Australian rules footballer

Albert Thomas Chilcott (20 May 1918 – 27 April 1992) was an Australian rules footballer who played senior club football in Tasmania from the late 1930s to the early 1950s and was chosen in competition and state representative teams a number of times.

==Early life and career==
Chilcott was born and grew up in the country district of Bracknell in Northern Tasmania. He played with the local club in the Esk Association and was a member of the 1937 premiership team.

==Senior football in the NTFA==
Chilcott played with Longford in the Northern Tasmanian Football Association competition from 1938 to 1941. He was a member of the team which lost the 1940 Grand Final to Launceston. During this period Chilcott, a strongly built ruckman (180cm, 95kg) was regularly chosen in the NTFA side to play intrastate representative matches.

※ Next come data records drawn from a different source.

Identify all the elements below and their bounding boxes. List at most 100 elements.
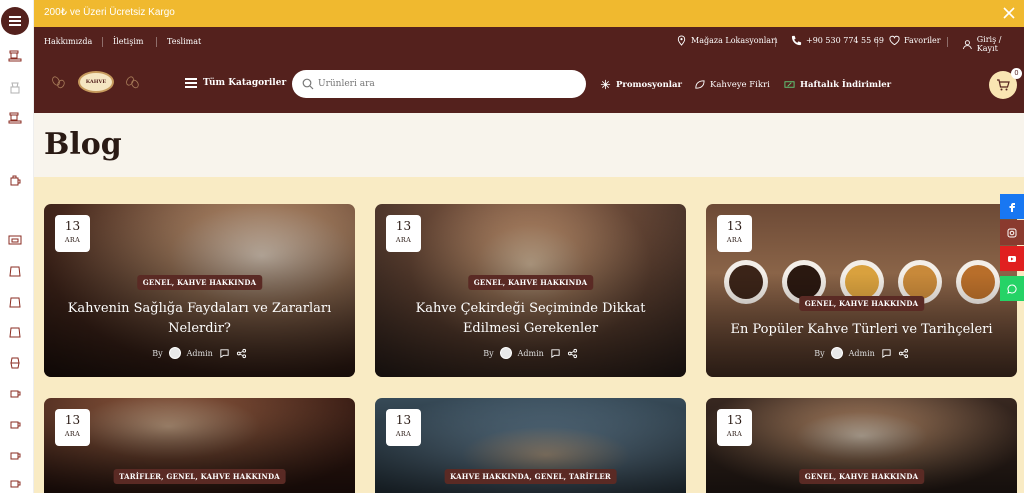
- coffee-machine-icon[interactable]: [8, 234, 22, 246]
- date-badge: 13 ARA: [717, 215, 752, 252]
- by-label: By: [814, 348, 825, 358]
- date-badge: 13 ARA: [55, 215, 90, 252]
- comment-icon[interactable]: [881, 348, 892, 359]
- avatar: [830, 347, 843, 359]
- coffee-beans-icon: [52, 76, 65, 89]
- all-categories-button[interactable]: Tüm Katagoriler: [185, 78, 286, 88]
- menu-button[interactable]: [1, 7, 29, 35]
- coffee-bag-icon[interactable]: [8, 296, 22, 308]
- coffee-bag-icon[interactable]: [8, 326, 22, 338]
- date-badge: 13 ARA: [386, 215, 421, 252]
- leaf-icon: [695, 80, 705, 89]
- page-title: Blog: [44, 127, 122, 162]
- heart-icon: [889, 35, 900, 46]
- kettle-icon[interactable]: [8, 175, 22, 187]
- avatar: [168, 347, 181, 359]
- favorites-link[interactable]: Favoriler: [889, 35, 941, 46]
- date-badge: 13 ARA: [386, 409, 421, 446]
- blog-card[interactable]: 13 ARA GENEL, KAHVE HAKKINDA En Popüler K…: [706, 204, 1017, 377]
- category-tags[interactable]: GENEL, KAHVE HAKKINDA: [798, 296, 925, 311]
- date-day: 13: [726, 413, 743, 427]
- comment-icon[interactable]: [219, 348, 230, 359]
- category-tags[interactable]: GENEL, KAHVE HAKKINDA: [467, 275, 594, 290]
- blog-card[interactable]: 13 ARA TARİFLER, GENEL, KAHVE HAKKINDA: [44, 398, 355, 493]
- share-icon[interactable]: [567, 348, 578, 359]
- cup-icon[interactable]: [8, 450, 22, 462]
- store-locations-label: Mağaza Lokasyonları: [691, 36, 778, 45]
- divider: [877, 37, 878, 47]
- date-day: 13: [395, 413, 412, 427]
- all-categories-label: Tüm Katagoriler: [203, 78, 287, 88]
- cart-count-badge: 0: [1011, 68, 1022, 79]
- date-day: 13: [395, 219, 412, 233]
- menu-icon: [9, 20, 21, 22]
- login-link[interactable]: Giriş / Kayıt: [962, 35, 1024, 53]
- blog-card[interactable]: 13 ARA GENEL, KAHVE HAKKINDA Kahvenin Sağ…: [44, 204, 355, 377]
- author-name[interactable]: Admin: [187, 349, 213, 358]
- avatar: [499, 347, 512, 359]
- date-month: ARA: [64, 430, 81, 438]
- author-name[interactable]: Admin: [849, 349, 875, 358]
- instagram-button[interactable]: [1000, 220, 1024, 245]
- nav-link-about[interactable]: Hakkımızda: [44, 37, 92, 46]
- menu-icon: [185, 82, 197, 84]
- share-icon[interactable]: [898, 348, 909, 359]
- promotions-label: Promosyonlar: [616, 79, 682, 90]
- post-title[interactable]: En Popüler Kahve Türleri ve Tarihçeleri: [722, 320, 1001, 340]
- author-name[interactable]: Admin: [518, 349, 544, 358]
- blog-card[interactable]: 13 ARA GENEL, KAHVE HAKKINDA Kahve Çekird…: [375, 204, 686, 377]
- nav-link-contact[interactable]: İletişim: [113, 37, 143, 46]
- coffee-grinder-icon[interactable]: [8, 82, 22, 94]
- whatsapp-icon: [1007, 283, 1017, 294]
- site-logo[interactable]: KAHVE: [78, 71, 114, 93]
- cup-icon[interactable]: [8, 419, 22, 431]
- post-title[interactable]: Kahve Çekirdeği Seçiminde Dikkat Edilmes…: [391, 299, 670, 339]
- instagram-icon: [1007, 228, 1017, 237]
- post-meta: By Admin: [706, 347, 1017, 359]
- cup-icon[interactable]: [8, 478, 22, 490]
- comment-icon[interactable]: [550, 348, 561, 359]
- post-title[interactable]: Kahvenin Sağlığa Faydaları ve Zararları …: [60, 299, 339, 339]
- search-input[interactable]: [318, 74, 568, 94]
- date-month: ARA: [726, 430, 743, 438]
- category-tags[interactable]: KAHVE HAKKINDA, GENEL, TARİFLER: [444, 469, 617, 484]
- date-badge: 13 ARA: [717, 409, 752, 446]
- nav-link-delivery[interactable]: Teslimat: [167, 37, 201, 46]
- share-icon[interactable]: [236, 348, 247, 359]
- close-icon: [1003, 7, 1015, 19]
- banner-text: 200₺ ve Üzeri Ücretsiz Kargo: [44, 7, 175, 18]
- cart-icon: [997, 79, 1010, 91]
- category-tags[interactable]: GENEL, KAHVE HAKKINDA: [798, 469, 925, 484]
- moka-pot-icon[interactable]: [8, 357, 22, 369]
- promotions-link[interactable]: Promosyonlar: [600, 79, 682, 90]
- espresso-machine-icon[interactable]: [8, 50, 22, 62]
- weekly-deals-link[interactable]: Haftalık İndirimler: [784, 79, 891, 90]
- date-badge: 13 ARA: [55, 409, 90, 446]
- cup-icon[interactable]: [8, 388, 22, 400]
- phone-link[interactable]: +90 530 774 55 69: [791, 35, 884, 46]
- user-icon: [962, 39, 972, 49]
- coffee-bag-icon[interactable]: [8, 265, 22, 277]
- search-bar: [292, 70, 586, 98]
- left-sidebar-rail: [0, 0, 34, 493]
- close-banner-button[interactable]: [1002, 5, 1016, 19]
- weekly-deals-label: Haftalık İndirimler: [800, 79, 892, 90]
- blog-card[interactable]: 13 ARA GENEL, KAHVE HAKKINDA: [706, 398, 1017, 493]
- date-day: 13: [64, 219, 81, 233]
- facebook-icon: [1009, 202, 1015, 212]
- espresso-machine-icon[interactable]: [8, 112, 22, 124]
- coffee-idea-link[interactable]: Kahveye Fikri: [694, 79, 770, 90]
- by-label: By: [483, 348, 494, 358]
- category-tags[interactable]: TARİFLER, GENEL, KAHVE HAKKINDA: [113, 469, 286, 484]
- whatsapp-button[interactable]: [1000, 276, 1024, 301]
- favorites-label: Favoriler: [904, 36, 941, 45]
- date-month: ARA: [395, 430, 412, 438]
- youtube-button[interactable]: [1000, 246, 1024, 271]
- facebook-button[interactable]: [1000, 194, 1024, 219]
- store-locations-link[interactable]: Mağaza Lokasyonları: [676, 35, 777, 46]
- blog-card[interactable]: 13 ARA KAHVE HAKKINDA, GENEL, TARİFLER: [375, 398, 686, 493]
- coffee-beans-icon: [126, 76, 139, 89]
- date-day: 13: [64, 413, 81, 427]
- coffee-idea-label: Kahveye Fikri: [710, 79, 770, 90]
- category-tags[interactable]: GENEL, KAHVE HAKKINDA: [136, 275, 263, 290]
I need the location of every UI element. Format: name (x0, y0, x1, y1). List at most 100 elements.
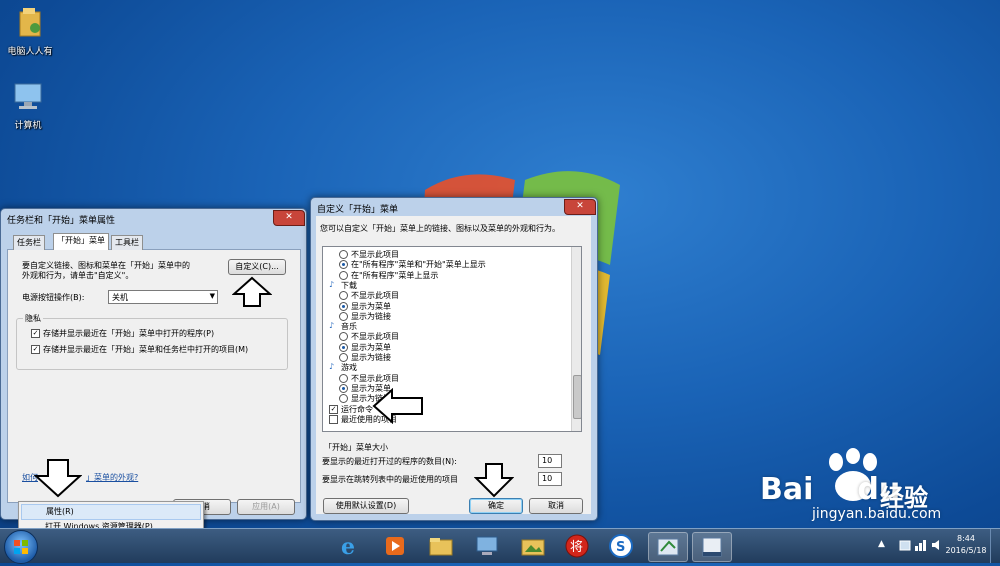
down-arrow-icon (474, 463, 514, 498)
tray-action-center-icon[interactable] (898, 538, 912, 552)
show-desktop-button[interactable] (990, 529, 1000, 563)
radio-button[interactable] (339, 270, 348, 280)
privacy-group-label: 隐私 (23, 313, 43, 324)
taskbar[interactable]: e 将 S ▲ 8:44 2016/5/18 (0, 528, 1000, 564)
radio-button[interactable] (339, 342, 348, 352)
tray-volume-icon[interactable] (930, 538, 944, 552)
watermark-url: jingyan.baidu.com (812, 506, 942, 522)
radio-button[interactable] (339, 332, 348, 342)
radio-button[interactable] (339, 373, 348, 383)
taskbar-media-player[interactable] (376, 532, 414, 560)
intro-text: 您可以自定义「开始」菜单上的链接、图标以及菜单的外观和行为。 (320, 224, 560, 233)
radio-button[interactable] (339, 291, 348, 301)
option-radio-row[interactable]: 不显示此项目 (339, 373, 569, 383)
option-group-header: ♪ 音乐 (329, 321, 529, 331)
games-icon: ♪ (329, 362, 335, 372)
option-radio-row[interactable]: 不显示此项目 (339, 331, 569, 342)
power-button-label: 电源按钮操作(B): (22, 293, 85, 302)
cancel-button[interactable]: 取消 (529, 498, 583, 514)
privacy-group: 隐私 ✓ 存储并显示最近在「开始」菜单中打开的程序(P) ✓ 存储并显示最近在「… (16, 313, 288, 370)
music-icon: ♪ (329, 321, 335, 331)
taskbar-chess-game[interactable]: 将 (558, 532, 596, 560)
use-defaults-button[interactable]: 使用默认设置(D) (323, 498, 409, 514)
taskbar-clock[interactable]: 8:44 2016/5/18 (944, 534, 988, 555)
desktop-icon-user-folder[interactable]: 电脑人人有 (0, 6, 60, 57)
privacy-items-checkbox[interactable]: ✓ (31, 345, 40, 354)
option-radio-row[interactable]: 显示为链接 (339, 311, 569, 321)
apply-button[interactable]: 应用(A) (237, 499, 295, 515)
option-radio-row[interactable]: 在"所有程序"菜单上显示 (339, 270, 569, 280)
option-group-header: ♪ 下载 (329, 280, 529, 290)
customize-start-menu-window[interactable]: 自定义「开始」菜单 ✕ 您可以自定义「开始」菜单上的链接、图标以及菜单的外观和行… (310, 197, 598, 521)
jump-list-label: 要显示在跳转列表中的最近使用的项目 (322, 475, 458, 484)
option-radio-row[interactable]: 不显示此项目 (339, 249, 569, 259)
radio-button[interactable] (339, 301, 348, 311)
customize-button[interactable]: 自定义(C)... (228, 259, 286, 275)
chess-game-icon: 将 (565, 534, 589, 558)
option-checkbox[interactable] (329, 414, 338, 424)
radio-button[interactable] (339, 311, 348, 321)
jump-list-spinner[interactable]: 10 (538, 472, 562, 486)
taskbar-control-panel[interactable] (648, 532, 688, 562)
tab-taskbar[interactable]: 任务栏 (13, 235, 45, 250)
menu-size-group: 「开始」菜单大小 要显示的最近打开过的程序的数目(N): 10 要显示在跳转列表… (320, 443, 584, 502)
option-radio-row[interactable]: 不显示此项目 (339, 290, 569, 301)
recent-programs-spinner[interactable]: 10 (538, 454, 562, 468)
taskbar-network[interactable] (468, 532, 506, 560)
radio-button[interactable] (339, 353, 348, 362)
link-text: 」菜单的外观? (86, 473, 139, 482)
recent-programs-value: 10 (542, 456, 553, 465)
down-arrow-icon (34, 459, 82, 498)
privacy-programs-checkbox[interactable]: ✓ (31, 329, 40, 338)
computer-icon (14, 83, 42, 109)
description-text: 外观和行为，请单击"自定义"。 (22, 271, 134, 280)
taskbar-explorer[interactable] (422, 532, 460, 560)
chevron-down-icon: ▼ (209, 292, 215, 300)
window-title: 任务栏和「开始」菜单属性 (7, 216, 116, 226)
menu-item-properties[interactable]: 属性(R) (21, 504, 201, 520)
power-button-value: 关机 (112, 293, 128, 302)
up-arrow-icon (232, 276, 272, 307)
option-radio-row[interactable]: 显示为菜单 (339, 301, 569, 311)
tab-start-menu[interactable]: 「开始」菜单 (53, 233, 109, 250)
tray-show-hidden-icon[interactable]: ▲ (878, 539, 885, 549)
option-checkbox-row[interactable]: 最近使用的项目 (329, 414, 559, 424)
start-button[interactable] (4, 530, 38, 564)
tab-toolbars[interactable]: 工具栏 (111, 235, 143, 250)
radio-button[interactable] (339, 394, 348, 404)
taskbar-ie[interactable]: e (330, 532, 368, 560)
ok-button[interactable]: 确定 (469, 498, 523, 514)
menu-size-group-label: 「开始」菜单大小 (324, 443, 388, 452)
option-radio-row[interactable]: 显示为菜单 (339, 342, 569, 352)
svg-text:S: S (616, 540, 625, 555)
scrollbar-thumb[interactable] (573, 375, 581, 419)
left-arrow-icon (372, 388, 423, 424)
radio-button[interactable] (339, 260, 348, 270)
control-panel-icon (657, 538, 679, 556)
svg-text:将: 将 (570, 540, 583, 555)
close-icon: ✕ (576, 201, 584, 211)
list-scrollbar[interactable] (571, 247, 581, 431)
taskbar-folder-pics[interactable] (514, 532, 552, 560)
clock-date: 2016/5/18 (945, 546, 987, 555)
radio-button[interactable] (339, 383, 348, 393)
recent-programs-label: 要显示的最近打开过的程序的数目(N): (322, 457, 457, 466)
radio-button[interactable] (339, 250, 348, 259)
pictures-folder-icon (521, 539, 545, 556)
taskbar-properties[interactable] (692, 532, 732, 562)
taskbar-sogou[interactable]: S (602, 532, 640, 560)
options-list[interactable]: 不显示此项目 在"所有程序"菜单和"开始"菜单上显示 在"所有程序"菜单上显示 ♪ 下载… (322, 246, 582, 432)
option-checkbox[interactable]: ✓ (329, 404, 338, 414)
svg-text:e: e (341, 534, 355, 560)
internet-explorer-icon: e (341, 534, 355, 560)
tray-network-icon[interactable] (914, 538, 928, 552)
power-button-select[interactable]: 关机 ▼ (108, 290, 218, 304)
sogou-icon: S (609, 534, 633, 558)
option-radio-row[interactable]: 显示为链接 (339, 352, 569, 362)
option-checkbox-row[interactable]: ✓ 运行命令 (329, 404, 559, 414)
option-radio-row[interactable]: 在"所有程序"菜单和"开始"菜单上显示 (339, 259, 569, 270)
close-button[interactable]: ✕ (564, 199, 596, 215)
close-button[interactable]: ✕ (273, 210, 305, 226)
desktop-icon-computer[interactable]: 计算机 (0, 82, 58, 131)
windows-logo-icon (14, 540, 28, 554)
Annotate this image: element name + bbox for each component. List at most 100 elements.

After serving in the Army during World War II Chilcott switched clubs and joined North Launceston playing from 1945 to 1951.

His consistently good form kept him under selection notice in this era and he was regularly chosen for the NTFA representative side.

Country club Hagley appointed Chilcott playing coach for the 1952 season and he guided them to the Esk Association premiership. However, his season wasn’t finished and he returned to North Launceston late in the 1952 season to play in the NTFA finals series.

==State selection==
Chilcott was chosen in the Tasmanian squad of 25 players to prepare for matches at the 1947 Hobart Carnival. He played in matches against Queensland, New South Wales and Western Australia.

Bert Chilcott was inducted into the Tasmanian Football Hall of Fame in 2005.